Chelsea co-owner Todd Boehly has paid almost £40m for a 49 per cent stake in Hundred franchise Trent Rockets.

Rockets are the seventh team in the England and Wales Cricket Board’s 100-ball competition to be sold, with only Southern Brave left to be purchased.

Nottinghamshire will retain their 51 per cent share of the Rockets, with Boehly’s company Cain International acquiring the slightly smaller stake from the ECB.

The sale of Rockets takes the value of The Hundred teams to in excess of £800m.

Hundred sales so far

Team Percentage sold Buyer Price
London Spirit 49 per cent US-based tech consortium £145million
Oval Invincibles 49 per cent Ambani family £60million
Birmingham Phoenix 49 per cent Knighthead Capital £40million
Manchester Originals 70 per cent RPSG Group £81million
Northern Superchargers 100 per cent Sun Group £100million
Welsh Fire 49 per cent Sanjay Govil £40million
Trent Rockets 49 per cent Todd Boehly (Cain International) £40million
Southern Brave TBC TBC TBC

A US-based technology consortium, headed by Nikesh Arora, spent big on the Lord’s-based London Spirit, paying £145m for 49 per cent, meaning the franchise was valued at just shy of £300m overall.

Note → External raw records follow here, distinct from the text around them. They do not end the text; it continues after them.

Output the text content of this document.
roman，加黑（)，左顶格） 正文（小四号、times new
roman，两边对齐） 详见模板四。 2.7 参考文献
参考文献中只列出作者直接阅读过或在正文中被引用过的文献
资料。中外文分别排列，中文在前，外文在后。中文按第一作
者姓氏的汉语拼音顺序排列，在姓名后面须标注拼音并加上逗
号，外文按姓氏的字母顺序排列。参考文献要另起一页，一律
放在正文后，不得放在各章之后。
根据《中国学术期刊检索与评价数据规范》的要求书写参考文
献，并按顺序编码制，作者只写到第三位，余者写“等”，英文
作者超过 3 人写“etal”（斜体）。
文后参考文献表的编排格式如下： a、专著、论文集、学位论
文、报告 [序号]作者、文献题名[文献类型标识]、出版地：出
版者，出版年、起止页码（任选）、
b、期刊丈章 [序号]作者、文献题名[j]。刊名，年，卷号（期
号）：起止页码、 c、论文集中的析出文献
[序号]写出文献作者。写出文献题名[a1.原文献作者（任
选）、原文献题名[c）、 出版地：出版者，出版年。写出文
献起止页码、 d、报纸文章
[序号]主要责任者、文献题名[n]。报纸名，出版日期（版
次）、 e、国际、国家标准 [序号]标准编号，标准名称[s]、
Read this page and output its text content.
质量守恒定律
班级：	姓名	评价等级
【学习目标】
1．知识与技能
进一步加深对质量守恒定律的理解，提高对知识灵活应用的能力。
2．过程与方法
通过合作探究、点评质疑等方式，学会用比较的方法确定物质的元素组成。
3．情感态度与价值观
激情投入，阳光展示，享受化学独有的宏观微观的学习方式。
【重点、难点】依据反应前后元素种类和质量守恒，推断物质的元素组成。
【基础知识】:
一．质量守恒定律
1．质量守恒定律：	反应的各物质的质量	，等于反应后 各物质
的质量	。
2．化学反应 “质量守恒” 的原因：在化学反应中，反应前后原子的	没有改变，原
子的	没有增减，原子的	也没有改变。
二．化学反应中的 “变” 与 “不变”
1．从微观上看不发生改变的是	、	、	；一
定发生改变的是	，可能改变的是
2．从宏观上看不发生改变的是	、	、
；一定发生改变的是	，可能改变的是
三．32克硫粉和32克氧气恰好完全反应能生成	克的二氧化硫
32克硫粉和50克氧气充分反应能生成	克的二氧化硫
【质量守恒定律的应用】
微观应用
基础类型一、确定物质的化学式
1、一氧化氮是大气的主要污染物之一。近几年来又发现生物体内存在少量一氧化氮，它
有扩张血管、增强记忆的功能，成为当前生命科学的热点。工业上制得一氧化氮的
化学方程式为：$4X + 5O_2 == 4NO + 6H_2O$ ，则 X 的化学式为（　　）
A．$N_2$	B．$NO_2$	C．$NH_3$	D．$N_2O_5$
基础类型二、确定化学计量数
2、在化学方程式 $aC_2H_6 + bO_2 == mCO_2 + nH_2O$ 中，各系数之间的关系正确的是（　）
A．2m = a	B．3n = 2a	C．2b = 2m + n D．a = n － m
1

Boehly had been interested in buying Spirit and fellow London side Oval Invincibles but was outbid, with 49 per cent of Invincibles picked up by the Ambani family, the owners of the IPL’s Mumbai Indians.

Boehly bought Chelsea for £4.25bn in 2022, while he is also the co-owner of French football team Strasbourg and minority owner of LA Dodgers in Major League Baseball.

The Hundred trophy (PA Images)

Image: Money raked in from the sale of Hundred sides will be spread throughout the English game at domestic and recreational level

Knighthead Capital, the co-owners of League One’s Birmingham City, bought a 49 per cent stake in Birmingham Phoenix, adding to the football flavour in The Hundred.

Yorkshire’s entire stake in the Northern Superchargers was purchased by Sun Group – who own IPL outfit Sunrisers Hyderabad and SA20 team Sunrisers Eastern Cape – for circa £100m, while Lancashire sold 70 per cent of Manchester Originals to the owners of the IPL’s Lucknow Super Giants.

Proceeds from the 49 per cent of teams sold by the ECB will be divided between the 18 first-class counties and the MCC, while if a host county sells all or part of their 51 per cent, 10 per cent of that money will also go to the counties and MCC.